What is: AdaBound?

AdaBound is a variant of the Adam stochastic optimizer which is designed to be more robust to extreme learning rates. Dynamic bounds are employed on learning rates, where the lower and upper bound are initialized as zero and infinity respectively, and they both smoothly converge to a constant final step size.
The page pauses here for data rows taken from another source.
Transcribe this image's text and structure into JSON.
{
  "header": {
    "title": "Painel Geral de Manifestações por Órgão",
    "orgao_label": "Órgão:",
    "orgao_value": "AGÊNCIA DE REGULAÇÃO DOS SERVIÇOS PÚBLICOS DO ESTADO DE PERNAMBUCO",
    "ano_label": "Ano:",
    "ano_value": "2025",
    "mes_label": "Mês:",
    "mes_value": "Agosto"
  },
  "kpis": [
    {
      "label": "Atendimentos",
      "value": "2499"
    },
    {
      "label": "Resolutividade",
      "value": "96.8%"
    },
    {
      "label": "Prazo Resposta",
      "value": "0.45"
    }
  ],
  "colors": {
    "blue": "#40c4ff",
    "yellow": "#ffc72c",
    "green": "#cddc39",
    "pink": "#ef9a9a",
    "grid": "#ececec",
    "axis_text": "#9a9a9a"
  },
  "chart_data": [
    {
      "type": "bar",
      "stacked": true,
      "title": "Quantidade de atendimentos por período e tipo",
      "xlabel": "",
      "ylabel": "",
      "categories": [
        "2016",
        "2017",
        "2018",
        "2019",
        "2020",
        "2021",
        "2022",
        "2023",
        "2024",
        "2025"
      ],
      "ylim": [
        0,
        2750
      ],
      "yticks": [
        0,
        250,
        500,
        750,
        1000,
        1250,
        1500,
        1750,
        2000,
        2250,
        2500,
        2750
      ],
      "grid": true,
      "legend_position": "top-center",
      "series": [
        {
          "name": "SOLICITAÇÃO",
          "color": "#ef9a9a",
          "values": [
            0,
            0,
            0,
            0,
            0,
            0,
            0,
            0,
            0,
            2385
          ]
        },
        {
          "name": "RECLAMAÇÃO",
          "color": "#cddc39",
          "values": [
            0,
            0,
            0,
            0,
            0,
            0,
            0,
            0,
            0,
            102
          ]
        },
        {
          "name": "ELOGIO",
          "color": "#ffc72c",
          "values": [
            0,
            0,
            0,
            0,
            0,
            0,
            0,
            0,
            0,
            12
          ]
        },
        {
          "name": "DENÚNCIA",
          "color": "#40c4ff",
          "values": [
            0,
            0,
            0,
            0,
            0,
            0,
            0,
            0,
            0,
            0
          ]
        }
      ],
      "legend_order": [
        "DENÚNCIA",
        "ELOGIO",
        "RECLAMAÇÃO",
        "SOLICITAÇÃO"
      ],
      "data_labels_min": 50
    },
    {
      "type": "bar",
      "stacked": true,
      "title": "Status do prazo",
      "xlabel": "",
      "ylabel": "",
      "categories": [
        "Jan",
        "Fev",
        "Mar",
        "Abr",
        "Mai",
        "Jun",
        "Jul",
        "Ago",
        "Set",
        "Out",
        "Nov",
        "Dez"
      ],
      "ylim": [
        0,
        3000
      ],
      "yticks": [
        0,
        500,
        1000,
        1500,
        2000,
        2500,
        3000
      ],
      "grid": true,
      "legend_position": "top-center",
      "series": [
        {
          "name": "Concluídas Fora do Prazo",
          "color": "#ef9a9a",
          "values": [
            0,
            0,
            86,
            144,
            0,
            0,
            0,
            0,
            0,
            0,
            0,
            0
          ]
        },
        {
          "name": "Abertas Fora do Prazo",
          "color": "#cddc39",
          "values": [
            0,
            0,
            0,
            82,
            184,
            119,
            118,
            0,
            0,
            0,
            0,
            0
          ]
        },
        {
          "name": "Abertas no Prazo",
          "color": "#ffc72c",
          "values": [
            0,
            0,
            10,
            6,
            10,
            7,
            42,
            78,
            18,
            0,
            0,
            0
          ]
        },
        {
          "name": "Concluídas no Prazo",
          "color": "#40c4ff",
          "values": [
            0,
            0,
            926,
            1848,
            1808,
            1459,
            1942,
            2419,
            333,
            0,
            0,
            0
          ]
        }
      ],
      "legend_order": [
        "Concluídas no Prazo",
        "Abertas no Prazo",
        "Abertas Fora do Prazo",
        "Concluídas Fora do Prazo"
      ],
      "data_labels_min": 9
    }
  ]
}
AdaBound can be regarded as an adaptive method at the beginning of training, and thereafter it gradually and smoothly transforms to SGD (or with momentum) as the time step increases.

$g\_{t} = \nabla{f}\_{t}\left(x\_{t}\right)$

$m\_{t} = \beta\_{1t}m\_{t-1} + \left(1-\beta\_{1t}\right)g\_{t}$

$v\_{t} = \beta\_{2}v\_{t-1} + \left(1-\beta\_{2}\right)g\_{t}^{2} \text{ and } V\_{t} = \text{diag}\left(v\_{t}\right)$

$\hat{\eta}\_{t} = \text{Clip}\left(\alpha/\sqrt{V\_{t}}, \eta\_{l}\left(t\right), \eta\_{u}\left(t\right)\right) \text{ and } \eta\_{t} = \hat{\eta}\_{t}/\sqrt{t}$

$x\_{t+1} = \Pi\_{\mathcal{F}, \text{diag}\left(\eta\_{t}^{-1}\right)}\left(x\_{t} - \eta\_{t} \odot m\_{t} \right)$

Where $\alpha$ is the initial step size, and $\eta_{l}$ and $\eta_{u}$ are the lower and upper bound functions respectively.